Sunday, November 30, 2008

Opera as Hyperbole

Applications!!!! Here enjoy one of the essays I wrote!

We are drawn to the opera by the reflection of society that fills the mind as it fills the stage. We go for the music, we go for the glamour, but most of all we go for the stories. Everything about life is amplified at the opera, the stories are grander than our lives, yet we can see pieces of our lives on stage; and it is this, that draws us back again and again. Opera fills our lives with the drama that we secretly wish was our banality. When one thinks about it carefully, no one would really want to be any character on the stage. Too frequently they lead heart-wrenching lives ending in tragedy, and even the happiest ending is earned only by slogging through, deception and temporary heartbreak – no sane person would ever go through all that, no matter how enticingly romantic the scenario. But we do not think about it, at least not at first, because we are far too caught up in our envy of characters that lead such romantic lives.

It all started as an academic experiment in Italy, but it quickly became a national pastime. An evening at the opera house was a regular excursion. People went to see their favorite stars, listen to their favorite arias, gamble, eat dinner, watch the ballet, rub shoulders with the who’s who of society – not to mention enjoy a heated building. Going to the opera was not just about seeing an opera, since you frequently saw the same opera several times a season. The music provided a backdrop to the social scene that was unique to the opera. This changed in the Romantic era as the composer gained greater importance and the composer’s music was considered an extension of their genius. Going to the opera became what we are familiar with today: dark theaters, a performance of one piece, the attentively silent audience devoted to the piece. Opera’s role has certainly evolved, but it has never lost that luster and prestige, and it continues to be a place to look for the important figures in society.

In many ways this movement away from social atmosphere to a polite adulation of genius explains opera’s fall from the social heart to the demesne of the socialite. Fewer patrons mean more expensive tickets, forcing – or allowing – opera to become more and more exclusive, and leading to fewer patrons. There have been efforts again in the last 20 years to change this: opera singers are expected to have an excellent grasp of realistic stage acting, and directors’ artistic visions are gaining importance over those of musical directors’. Perhaps the best move that has been taken to remove the exclusive image of opera, reduce the cost, and entice new patrons to the art has been the Met’s live broadcast of its performances to movie theaters. Once past the barricades of social exclusivity, opera goers can once again be privy to the grand stories of opera.

Opera like all art-work is a chance for the artist to hold a mirror to society and reflect us all – the good, the bad, the tragic, but most importantly, the truth – for those who will look. The image is not a realistic one, but one seen through the lens of hyperbole.
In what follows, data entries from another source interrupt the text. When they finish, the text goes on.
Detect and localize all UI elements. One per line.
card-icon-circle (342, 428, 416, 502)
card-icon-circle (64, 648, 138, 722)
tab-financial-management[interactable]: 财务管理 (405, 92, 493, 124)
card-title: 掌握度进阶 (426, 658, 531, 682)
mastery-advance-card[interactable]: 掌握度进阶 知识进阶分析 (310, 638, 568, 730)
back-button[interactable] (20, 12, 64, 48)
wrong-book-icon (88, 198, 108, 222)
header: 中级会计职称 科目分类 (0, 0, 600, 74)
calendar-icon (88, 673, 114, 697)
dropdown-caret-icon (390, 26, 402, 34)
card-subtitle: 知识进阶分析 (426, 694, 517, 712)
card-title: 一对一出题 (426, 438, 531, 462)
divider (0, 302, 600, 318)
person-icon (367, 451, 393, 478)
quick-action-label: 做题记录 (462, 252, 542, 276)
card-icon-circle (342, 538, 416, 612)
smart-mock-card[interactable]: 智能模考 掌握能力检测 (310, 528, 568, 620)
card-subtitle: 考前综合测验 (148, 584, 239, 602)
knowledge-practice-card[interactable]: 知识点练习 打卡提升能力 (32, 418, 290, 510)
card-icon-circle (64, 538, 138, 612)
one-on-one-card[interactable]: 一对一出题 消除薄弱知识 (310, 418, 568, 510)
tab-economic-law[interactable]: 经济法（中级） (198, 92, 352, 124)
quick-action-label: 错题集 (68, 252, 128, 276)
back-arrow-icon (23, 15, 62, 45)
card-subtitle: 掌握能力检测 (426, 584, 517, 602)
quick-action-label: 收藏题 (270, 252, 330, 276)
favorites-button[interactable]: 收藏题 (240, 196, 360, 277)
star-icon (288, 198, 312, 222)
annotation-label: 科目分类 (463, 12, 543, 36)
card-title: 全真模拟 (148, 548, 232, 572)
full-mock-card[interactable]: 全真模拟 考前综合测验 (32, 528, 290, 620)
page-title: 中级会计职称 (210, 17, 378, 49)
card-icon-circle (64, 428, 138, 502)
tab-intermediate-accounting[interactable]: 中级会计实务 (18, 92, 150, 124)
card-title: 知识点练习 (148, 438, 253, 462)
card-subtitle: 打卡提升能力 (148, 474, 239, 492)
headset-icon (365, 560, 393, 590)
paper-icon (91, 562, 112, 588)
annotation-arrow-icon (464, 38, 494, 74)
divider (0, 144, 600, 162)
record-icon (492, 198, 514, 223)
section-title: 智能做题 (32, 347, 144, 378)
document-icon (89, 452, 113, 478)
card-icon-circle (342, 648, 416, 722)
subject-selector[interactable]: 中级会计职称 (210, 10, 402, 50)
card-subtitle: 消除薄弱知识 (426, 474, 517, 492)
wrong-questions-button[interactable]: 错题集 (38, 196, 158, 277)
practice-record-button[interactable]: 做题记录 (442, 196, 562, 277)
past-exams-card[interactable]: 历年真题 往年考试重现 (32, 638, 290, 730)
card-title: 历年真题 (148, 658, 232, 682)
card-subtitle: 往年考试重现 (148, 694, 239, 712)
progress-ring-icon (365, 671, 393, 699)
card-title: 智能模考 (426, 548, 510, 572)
Political turmoil in Italy transforms into the struggles of the Hebrews exiled from their land; lover’s quarrels are amplified as the heroine’s last whispered breath passes like a kiss over her lover’s lips. Even now, we see the cool post-minimalist interpretation of the creation of the atomic bomb and the decisions of an American president. In short, the real becomes more than real; it becomes hyperbole.
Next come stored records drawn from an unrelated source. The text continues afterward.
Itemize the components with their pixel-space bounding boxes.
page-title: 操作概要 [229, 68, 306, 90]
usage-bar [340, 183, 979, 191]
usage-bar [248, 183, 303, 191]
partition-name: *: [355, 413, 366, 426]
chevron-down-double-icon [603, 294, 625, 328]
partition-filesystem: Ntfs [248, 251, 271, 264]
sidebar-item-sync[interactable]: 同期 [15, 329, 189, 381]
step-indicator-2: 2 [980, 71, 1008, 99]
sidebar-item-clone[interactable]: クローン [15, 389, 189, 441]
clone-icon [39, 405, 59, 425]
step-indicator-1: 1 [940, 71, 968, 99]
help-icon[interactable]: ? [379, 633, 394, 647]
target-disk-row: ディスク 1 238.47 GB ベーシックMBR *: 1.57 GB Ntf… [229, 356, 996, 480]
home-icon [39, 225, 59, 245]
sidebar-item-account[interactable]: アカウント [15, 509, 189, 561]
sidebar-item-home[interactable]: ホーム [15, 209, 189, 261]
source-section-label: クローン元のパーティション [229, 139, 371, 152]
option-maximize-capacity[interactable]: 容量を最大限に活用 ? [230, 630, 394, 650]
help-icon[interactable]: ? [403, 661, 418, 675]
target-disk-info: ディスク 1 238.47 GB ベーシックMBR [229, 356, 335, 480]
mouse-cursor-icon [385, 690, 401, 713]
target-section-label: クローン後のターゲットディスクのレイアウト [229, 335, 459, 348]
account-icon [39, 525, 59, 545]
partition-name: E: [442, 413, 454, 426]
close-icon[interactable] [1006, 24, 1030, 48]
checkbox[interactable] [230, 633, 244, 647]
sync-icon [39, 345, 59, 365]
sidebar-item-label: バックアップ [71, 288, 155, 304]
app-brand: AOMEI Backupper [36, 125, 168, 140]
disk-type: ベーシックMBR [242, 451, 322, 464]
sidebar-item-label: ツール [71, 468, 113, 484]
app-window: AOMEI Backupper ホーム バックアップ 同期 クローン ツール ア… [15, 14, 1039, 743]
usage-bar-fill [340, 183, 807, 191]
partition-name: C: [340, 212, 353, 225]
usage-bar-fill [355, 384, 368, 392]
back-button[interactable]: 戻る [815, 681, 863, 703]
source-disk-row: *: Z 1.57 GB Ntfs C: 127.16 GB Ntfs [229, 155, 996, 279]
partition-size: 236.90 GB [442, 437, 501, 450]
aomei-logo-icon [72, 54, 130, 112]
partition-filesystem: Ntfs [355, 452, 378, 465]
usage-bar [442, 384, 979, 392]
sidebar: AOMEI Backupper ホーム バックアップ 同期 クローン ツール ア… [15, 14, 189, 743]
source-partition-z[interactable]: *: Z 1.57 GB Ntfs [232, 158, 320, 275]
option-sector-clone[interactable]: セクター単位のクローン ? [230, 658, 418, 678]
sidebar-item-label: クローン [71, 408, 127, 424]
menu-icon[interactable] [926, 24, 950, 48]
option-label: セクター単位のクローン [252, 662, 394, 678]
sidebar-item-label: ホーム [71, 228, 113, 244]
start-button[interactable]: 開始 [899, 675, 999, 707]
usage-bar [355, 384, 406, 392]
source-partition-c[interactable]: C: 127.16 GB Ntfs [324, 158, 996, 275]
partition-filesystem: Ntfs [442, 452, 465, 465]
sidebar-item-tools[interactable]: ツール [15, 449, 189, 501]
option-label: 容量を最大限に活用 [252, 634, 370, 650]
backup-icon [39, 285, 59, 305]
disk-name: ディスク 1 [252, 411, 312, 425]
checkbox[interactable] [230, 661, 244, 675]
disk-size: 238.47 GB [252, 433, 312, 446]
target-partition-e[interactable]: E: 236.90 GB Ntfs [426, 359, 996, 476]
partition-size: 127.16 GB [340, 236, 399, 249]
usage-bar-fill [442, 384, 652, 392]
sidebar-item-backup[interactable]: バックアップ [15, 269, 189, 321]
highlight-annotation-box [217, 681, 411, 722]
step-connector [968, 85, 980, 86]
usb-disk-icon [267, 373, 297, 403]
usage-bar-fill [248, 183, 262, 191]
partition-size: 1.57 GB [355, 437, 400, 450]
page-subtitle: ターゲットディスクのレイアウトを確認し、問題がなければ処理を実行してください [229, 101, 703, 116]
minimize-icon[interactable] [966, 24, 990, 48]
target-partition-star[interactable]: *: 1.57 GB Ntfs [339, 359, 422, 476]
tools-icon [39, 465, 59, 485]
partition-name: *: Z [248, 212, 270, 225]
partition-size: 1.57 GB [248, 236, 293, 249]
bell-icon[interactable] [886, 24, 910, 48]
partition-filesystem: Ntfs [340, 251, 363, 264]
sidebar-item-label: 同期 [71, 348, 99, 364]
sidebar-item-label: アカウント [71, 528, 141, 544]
What causes this hyperbolic representation of the world and life to resonate with the audience is the music. We have all experienced the transformative power of music, and opera uses that power to bend the audience to the composer’s will. We don’t mind that it takes Manon ten minutes of crawling across the Louisiana plains to die, because we are entranced by the music that binds it into a single, all-too-short moment. Her anguish is our anguish, and it is the music that makes it true. We experience the story in the character’s moment, not the audience’s. And this, I believe is the most magnificent power of music.